La fermeture du bagne

En 1830, les bagnes font l'objet d'un vaste débat sur leur utilité sociale. L'idée de leur fermeture au profit des colonies pénales d'outre-mer fait alors son chemin. Cette évolution a été alimentée par plusieurs considérations : morales, avec le spectacle détestable que donnait à voir le bagne dans l'enceinte même d'une ville ; sanitaires, avec des risques d'épidémie accrus et économiques, avec l'abolition définitive de l'esclavage dans les colonies en 1848 qui entraîna un besoin en main-d'oeuvre. Dès 1852, les condamnés sont transportés vers la Guyane. Le bagne de Brest ferme le 1er septembre 1858. Le vaste édifice est converti en dépôt de matériel. Pendant la Première Guerre mondiale, il sera successivement un hôpital complémentaire, un centre de réforme et un magasin.

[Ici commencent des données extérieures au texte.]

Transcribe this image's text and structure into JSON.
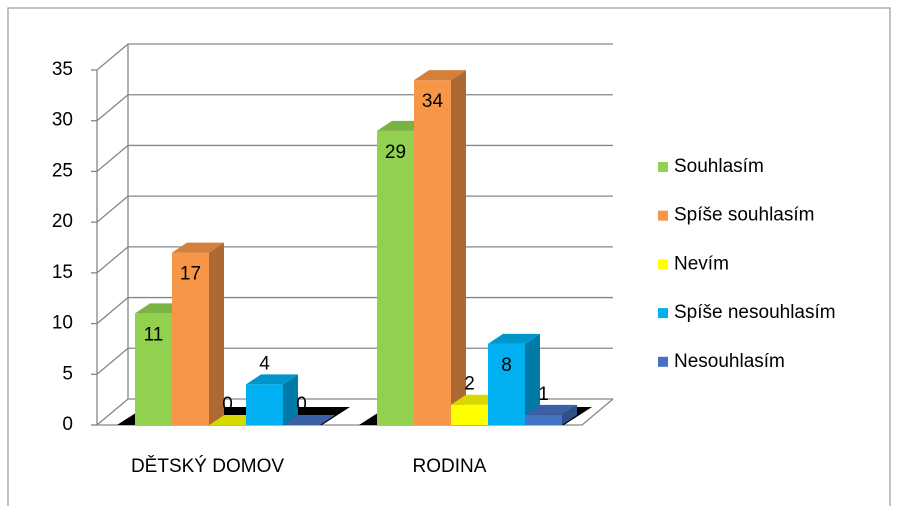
{
  "chart_data": {
    "type": "bar3d",
    "categories": [
      "DĚTSKÝ DOMOV",
      "RODINA"
    ],
    "series": [
      {
        "name": "Souhlasím",
        "color": "#92d050",
        "values": [
          11,
          29
        ]
      },
      {
        "name": "Spíše souhlasím",
        "color": "#f79646",
        "values": [
          17,
          34
        ]
      },
      {
        "name": "Nevím",
        "color": "#ffff00",
        "values": [
          0,
          2
        ]
      },
      {
        "name": "Spíše nesouhlasím",
        "color": "#00b0f0",
        "values": [
          4,
          8
        ]
      },
      {
        "name": "Nesouhlasím",
        "color": "#4472c4",
        "values": [
          0,
          1
        ]
      }
    ],
    "ylim": [
      0,
      35
    ],
    "yticks": [
      0,
      5,
      10,
      15,
      20,
      25,
      30,
      35
    ],
    "grid": true,
    "legend": "right"
  }
}
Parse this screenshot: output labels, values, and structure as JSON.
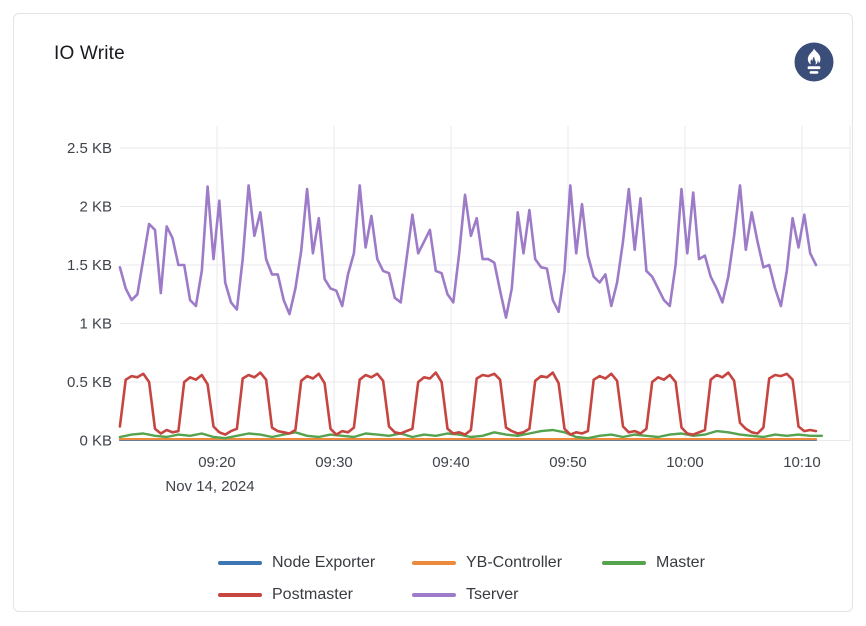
{
  "panel": {
    "title": "IO Write"
  },
  "icons": {
    "datasource": "prometheus-logo"
  },
  "colors": {
    "panel_border": "#e2e4e8",
    "grid": "#e9eaec",
    "axis_text": "#3f434a",
    "title_text": "#17191e",
    "legend_text": "#383b40",
    "prometheus_navy": "#3b4d79",
    "prometheus_flame": "#ffffff",
    "node_exporter": "#3d74b2",
    "yb_controller": "#ee8a3c",
    "master": "#55a24f",
    "postmaster": "#c64540",
    "tserver": "#9d7bc8"
  },
  "chart_data": {
    "type": "line",
    "title": "IO Write",
    "unit": "KB",
    "grid": "on",
    "legend_position": "bottom",
    "x_axis": {
      "date_label": "Nov 14, 2024",
      "ticks": [
        {
          "label": "09:20",
          "minute": 20
        },
        {
          "label": "09:30",
          "minute": 30
        },
        {
          "label": "09:40",
          "minute": 40
        },
        {
          "label": "09:50",
          "minute": 50
        },
        {
          "label": "10:00",
          "minute": 60
        },
        {
          "label": "10:10",
          "minute": 70
        }
      ],
      "data_start_minute": 11.7,
      "domain_end_minute": 74
    },
    "y_axis": {
      "range": [
        0,
        2.7
      ],
      "ticks": [
        {
          "label": "0 KB",
          "value": 0
        },
        {
          "label": "0.5 KB",
          "value": 0.5
        },
        {
          "label": "1 KB",
          "value": 1
        },
        {
          "label": "1.5 KB",
          "value": 1.5
        },
        {
          "label": "2 KB",
          "value": 2
        },
        {
          "label": "2.5 KB",
          "value": 2.5
        }
      ]
    },
    "series": [
      {
        "name": "Node Exporter",
        "color": "#3d74b2",
        "start_minute": 11.7,
        "step_minute": 59.5,
        "values": [
          0.004,
          0.004
        ]
      },
      {
        "name": "YB-Controller",
        "color": "#ee8a3c",
        "start_minute": 11.7,
        "step_minute": 59.5,
        "values": [
          0.012,
          0.012
        ]
      },
      {
        "name": "Master",
        "color": "#55a24f",
        "start_minute": 11.7,
        "step_minute": 1,
        "values": [
          0.03,
          0.05,
          0.06,
          0.04,
          0.03,
          0.05,
          0.04,
          0.06,
          0.03,
          0.02,
          0.04,
          0.06,
          0.05,
          0.03,
          0.05,
          0.07,
          0.04,
          0.03,
          0.05,
          0.04,
          0.03,
          0.06,
          0.05,
          0.04,
          0.06,
          0.03,
          0.05,
          0.04,
          0.06,
          0.05,
          0.03,
          0.04,
          0.07,
          0.05,
          0.04,
          0.06,
          0.08,
          0.09,
          0.07,
          0.03,
          0.02,
          0.04,
          0.05,
          0.03,
          0.05,
          0.04,
          0.03,
          0.05,
          0.06,
          0.04,
          0.05,
          0.08,
          0.07,
          0.05,
          0.04,
          0.03,
          0.05,
          0.04,
          0.05,
          0.04,
          0.04
        ]
      },
      {
        "name": "Postmaster",
        "color": "#c64540",
        "start_minute": 11.7,
        "step_minute": 0.5,
        "values": [
          0.12,
          0.52,
          0.55,
          0.54,
          0.57,
          0.5,
          0.1,
          0.06,
          0.09,
          0.07,
          0.08,
          0.5,
          0.54,
          0.52,
          0.56,
          0.48,
          0.12,
          0.07,
          0.05,
          0.08,
          0.1,
          0.53,
          0.56,
          0.54,
          0.58,
          0.52,
          0.11,
          0.08,
          0.07,
          0.06,
          0.09,
          0.51,
          0.55,
          0.53,
          0.57,
          0.49,
          0.1,
          0.05,
          0.08,
          0.07,
          0.11,
          0.52,
          0.56,
          0.54,
          0.57,
          0.51,
          0.12,
          0.07,
          0.06,
          0.08,
          0.1,
          0.5,
          0.54,
          0.53,
          0.58,
          0.5,
          0.1,
          0.06,
          0.07,
          0.05,
          0.09,
          0.53,
          0.56,
          0.55,
          0.57,
          0.52,
          0.11,
          0.08,
          0.06,
          0.07,
          0.1,
          0.51,
          0.55,
          0.54,
          0.58,
          0.49,
          0.1,
          0.05,
          0.07,
          0.06,
          0.08,
          0.52,
          0.55,
          0.53,
          0.57,
          0.51,
          0.12,
          0.07,
          0.08,
          0.06,
          0.1,
          0.5,
          0.54,
          0.52,
          0.56,
          0.5,
          0.11,
          0.06,
          0.05,
          0.07,
          0.09,
          0.52,
          0.56,
          0.54,
          0.58,
          0.51,
          0.15,
          0.1,
          0.07,
          0.06,
          0.11,
          0.53,
          0.56,
          0.55,
          0.57,
          0.52,
          0.12,
          0.08,
          0.09,
          0.08
        ]
      },
      {
        "name": "Tserver",
        "color": "#9d7bc8",
        "start_minute": 11.7,
        "step_minute": 0.5,
        "values": [
          1.48,
          1.3,
          1.2,
          1.25,
          1.55,
          1.85,
          1.8,
          1.26,
          1.83,
          1.73,
          1.5,
          1.5,
          1.2,
          1.15,
          1.45,
          2.17,
          1.55,
          2.05,
          1.35,
          1.18,
          1.12,
          1.55,
          2.18,
          1.75,
          1.95,
          1.55,
          1.42,
          1.42,
          1.2,
          1.08,
          1.3,
          1.62,
          2.15,
          1.6,
          1.9,
          1.38,
          1.3,
          1.28,
          1.15,
          1.42,
          1.6,
          2.18,
          1.65,
          1.92,
          1.55,
          1.45,
          1.43,
          1.22,
          1.18,
          1.55,
          1.93,
          1.6,
          1.7,
          1.8,
          1.45,
          1.43,
          1.25,
          1.18,
          1.6,
          2.1,
          1.75,
          1.9,
          1.55,
          1.55,
          1.52,
          1.28,
          1.05,
          1.3,
          1.95,
          1.6,
          1.97,
          1.55,
          1.48,
          1.47,
          1.2,
          1.1,
          1.45,
          2.18,
          1.6,
          2.02,
          1.58,
          1.4,
          1.35,
          1.42,
          1.15,
          1.35,
          1.7,
          2.15,
          1.63,
          2.07,
          1.45,
          1.4,
          1.3,
          1.2,
          1.15,
          1.5,
          2.15,
          1.6,
          2.12,
          1.55,
          1.58,
          1.4,
          1.3,
          1.18,
          1.4,
          1.75,
          2.18,
          1.63,
          1.95,
          1.7,
          1.48,
          1.5,
          1.3,
          1.15,
          1.45,
          1.9,
          1.65,
          1.93,
          1.6,
          1.5
        ]
      }
    ]
  }
}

Après la Seconde Guerre mondiale, le bâtiment sera entièrement détruit.

L'architecture du bagne

Le bâtiment qui abritait le bagne fut construit entre 1749 et 1751 par l'architecte de l'arsenal, Antoine Choquet de Lindu. D'après lui, la conception du bagne devait répondre à un triple objectif : « Maintenir aisément la police, éviter l'évasion de forçats et leur fournir les besoins indispensables de la vie ». Dominant le port sur la rive gauche de la Penfeld, entre la corderie haute, la caserne et l'hôpital, le plan de l'édifice servira de référence à Toulon lorsque sera décidé de ne plus loger les prisonniers sur les galères. Pour éviter les évasions et faciliter le maintien de l'ordre, ce très long bâtiment est scindé en deux par un pavillon central destiné à l'administration et aux logements des surveillants, ainsi qu'à celui des chirurgiens et des aumôniers. La présence d'un étage participait de la même volonté de division. Ainsi, quatre salles pouvaient accueillir les forçats. Deux pavillons placés à chaque extrémité du bâtiment et où logaient les surveillants complètent le dispositif. Pour fournir les besoins indispensables à la vie, l'architecte a coupé chaque salle en deux dans sa longueur par un mur d'1m30 d'épaisseur percé à intervalles réguliers de larges ouvertures faisant face aux embrasures des fenêtres, disposition facilitant la circulation d'air. Chaque salle était également pourvue de latrines et d'un robinet d'eau, et la cour disposait de deux lavoirs placés à chacune de ses extrémités.